Who Foots the Bill for Graduate Medical Expenses?
Teaching hospitals and ambulatory settings in the United States are responsible for training physicians after they complete medical school, through several years of hands-on residency programs in various areas of medicine. Because they rack up significant expenses in training these residents, teaching hospitals receive some additional funds from other sources to cover the costs.
The government helps pick up part of the tab in a variety of ways, which has been a source of debate in Congress. According to an Institute of Medicine report released in 2014, the government provided around $15 billion for residency training programs. Here are the primary types of federal payments made to GME:
Medicare Direct GME payments: Direct payments are meant to cover Medicare’s share of what it costs teaching hospitals to educate residents, such as stipends, fringe benefits, overhead expenses and salaries of faculty who train residents or administrative staff.

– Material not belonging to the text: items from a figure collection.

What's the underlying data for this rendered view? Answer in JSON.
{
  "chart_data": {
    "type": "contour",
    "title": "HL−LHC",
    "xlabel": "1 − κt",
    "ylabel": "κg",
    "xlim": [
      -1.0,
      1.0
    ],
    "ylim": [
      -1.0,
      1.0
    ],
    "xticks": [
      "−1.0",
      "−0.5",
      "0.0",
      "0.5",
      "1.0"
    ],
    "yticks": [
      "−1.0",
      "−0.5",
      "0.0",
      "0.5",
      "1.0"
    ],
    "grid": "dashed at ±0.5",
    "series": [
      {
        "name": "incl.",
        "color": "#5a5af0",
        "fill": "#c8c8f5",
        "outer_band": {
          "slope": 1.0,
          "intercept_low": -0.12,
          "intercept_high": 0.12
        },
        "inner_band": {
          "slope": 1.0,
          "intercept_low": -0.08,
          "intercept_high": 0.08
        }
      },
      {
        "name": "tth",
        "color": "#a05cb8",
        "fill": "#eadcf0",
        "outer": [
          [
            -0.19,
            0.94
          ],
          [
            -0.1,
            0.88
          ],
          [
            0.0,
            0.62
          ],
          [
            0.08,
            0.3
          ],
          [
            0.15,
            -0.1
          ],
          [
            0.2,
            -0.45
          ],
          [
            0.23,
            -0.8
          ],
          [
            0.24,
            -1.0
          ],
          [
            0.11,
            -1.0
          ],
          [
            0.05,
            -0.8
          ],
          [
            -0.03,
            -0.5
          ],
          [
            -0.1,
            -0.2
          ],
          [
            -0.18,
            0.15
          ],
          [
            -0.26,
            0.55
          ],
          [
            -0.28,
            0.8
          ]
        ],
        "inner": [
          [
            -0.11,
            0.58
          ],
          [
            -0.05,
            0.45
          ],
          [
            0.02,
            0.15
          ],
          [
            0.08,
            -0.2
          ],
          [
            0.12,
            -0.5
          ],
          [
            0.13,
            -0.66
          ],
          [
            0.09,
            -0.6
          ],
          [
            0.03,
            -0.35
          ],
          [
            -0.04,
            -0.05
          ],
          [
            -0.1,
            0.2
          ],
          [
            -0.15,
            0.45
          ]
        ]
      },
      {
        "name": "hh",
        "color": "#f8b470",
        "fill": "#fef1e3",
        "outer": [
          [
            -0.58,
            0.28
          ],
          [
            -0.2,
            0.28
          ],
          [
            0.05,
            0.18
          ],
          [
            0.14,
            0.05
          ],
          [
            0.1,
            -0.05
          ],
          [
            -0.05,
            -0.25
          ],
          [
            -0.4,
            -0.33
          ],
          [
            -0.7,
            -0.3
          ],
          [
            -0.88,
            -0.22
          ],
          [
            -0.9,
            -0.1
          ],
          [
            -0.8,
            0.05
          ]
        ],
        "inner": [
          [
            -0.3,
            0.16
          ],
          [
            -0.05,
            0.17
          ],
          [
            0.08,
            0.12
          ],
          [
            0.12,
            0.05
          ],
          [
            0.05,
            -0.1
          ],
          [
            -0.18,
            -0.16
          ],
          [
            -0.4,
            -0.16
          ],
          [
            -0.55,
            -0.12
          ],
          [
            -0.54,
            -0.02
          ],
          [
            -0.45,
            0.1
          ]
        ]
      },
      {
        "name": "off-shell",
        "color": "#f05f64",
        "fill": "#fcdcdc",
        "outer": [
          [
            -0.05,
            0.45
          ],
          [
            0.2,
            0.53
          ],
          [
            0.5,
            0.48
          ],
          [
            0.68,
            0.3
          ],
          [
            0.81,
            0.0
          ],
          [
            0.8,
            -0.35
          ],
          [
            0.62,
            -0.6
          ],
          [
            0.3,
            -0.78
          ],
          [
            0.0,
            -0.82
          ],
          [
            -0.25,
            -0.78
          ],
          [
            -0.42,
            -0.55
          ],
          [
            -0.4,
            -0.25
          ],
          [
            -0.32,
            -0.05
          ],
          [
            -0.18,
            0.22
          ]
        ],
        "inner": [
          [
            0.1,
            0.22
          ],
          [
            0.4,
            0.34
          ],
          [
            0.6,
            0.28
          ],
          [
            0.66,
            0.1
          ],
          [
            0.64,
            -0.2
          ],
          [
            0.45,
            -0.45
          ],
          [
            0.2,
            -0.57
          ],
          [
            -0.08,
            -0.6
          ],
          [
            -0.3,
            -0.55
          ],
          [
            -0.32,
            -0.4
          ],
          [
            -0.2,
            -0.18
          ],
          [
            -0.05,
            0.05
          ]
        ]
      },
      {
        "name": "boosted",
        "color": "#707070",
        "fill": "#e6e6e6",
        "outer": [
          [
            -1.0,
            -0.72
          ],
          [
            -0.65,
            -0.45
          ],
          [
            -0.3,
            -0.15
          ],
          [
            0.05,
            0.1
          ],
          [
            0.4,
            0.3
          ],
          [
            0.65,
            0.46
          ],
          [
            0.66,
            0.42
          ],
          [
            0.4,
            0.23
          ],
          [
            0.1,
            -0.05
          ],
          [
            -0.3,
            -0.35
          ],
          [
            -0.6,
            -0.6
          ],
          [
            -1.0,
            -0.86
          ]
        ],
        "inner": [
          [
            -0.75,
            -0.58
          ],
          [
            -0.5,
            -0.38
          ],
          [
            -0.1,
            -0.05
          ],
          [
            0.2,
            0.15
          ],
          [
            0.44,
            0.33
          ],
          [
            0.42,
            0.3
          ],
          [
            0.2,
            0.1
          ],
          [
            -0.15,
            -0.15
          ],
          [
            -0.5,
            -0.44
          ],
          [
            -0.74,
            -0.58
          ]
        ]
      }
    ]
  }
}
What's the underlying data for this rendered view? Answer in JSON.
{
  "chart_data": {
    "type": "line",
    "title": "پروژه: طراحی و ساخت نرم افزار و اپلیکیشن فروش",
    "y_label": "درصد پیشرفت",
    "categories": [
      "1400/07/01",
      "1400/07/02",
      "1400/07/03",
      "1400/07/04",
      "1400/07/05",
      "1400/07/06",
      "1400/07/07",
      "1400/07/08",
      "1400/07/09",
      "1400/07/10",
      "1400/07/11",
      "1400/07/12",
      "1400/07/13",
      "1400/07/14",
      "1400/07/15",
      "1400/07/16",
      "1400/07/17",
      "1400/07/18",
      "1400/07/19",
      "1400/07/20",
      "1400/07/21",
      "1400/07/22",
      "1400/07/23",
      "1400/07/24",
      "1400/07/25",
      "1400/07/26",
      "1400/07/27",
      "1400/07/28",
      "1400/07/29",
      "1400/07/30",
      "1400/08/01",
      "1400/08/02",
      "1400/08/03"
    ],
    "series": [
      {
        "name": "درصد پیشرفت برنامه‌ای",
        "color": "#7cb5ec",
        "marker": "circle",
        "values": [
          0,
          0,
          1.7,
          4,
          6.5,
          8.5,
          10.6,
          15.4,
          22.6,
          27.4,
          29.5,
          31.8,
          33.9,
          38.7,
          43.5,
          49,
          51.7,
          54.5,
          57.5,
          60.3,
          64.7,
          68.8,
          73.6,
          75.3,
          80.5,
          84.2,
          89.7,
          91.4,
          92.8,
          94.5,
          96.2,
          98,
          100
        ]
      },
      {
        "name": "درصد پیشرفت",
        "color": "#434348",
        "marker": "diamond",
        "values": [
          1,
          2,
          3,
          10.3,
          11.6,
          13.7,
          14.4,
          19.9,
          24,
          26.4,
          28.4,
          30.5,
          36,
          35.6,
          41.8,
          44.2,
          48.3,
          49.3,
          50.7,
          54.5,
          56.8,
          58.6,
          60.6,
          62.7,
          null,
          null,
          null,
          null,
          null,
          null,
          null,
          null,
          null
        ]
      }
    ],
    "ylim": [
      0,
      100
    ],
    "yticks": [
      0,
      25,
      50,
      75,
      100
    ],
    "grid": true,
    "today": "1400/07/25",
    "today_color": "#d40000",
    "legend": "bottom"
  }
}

Medicare, the federal health care program for the elderly, pays hospitals based on a portion of the “per resident amount” but has a limit on how many residents it supports.
Medicare Indirect Medical Education payments: Medicare pays additional money to hospitals to compensate for adjustments in expected operating costs for being a teaching hospital. The formula is based on a resident-to-bed ratio.
Medicaid payments: Medicaid, the federal health program for the poor, accounts for a smaller portion of funding for teaching hospitals. However, the payment amounts and funding calculations vary by each state.
Veterans Health Administration: The health program under the Department of Veterans Affairs also provides some support for residency training programs.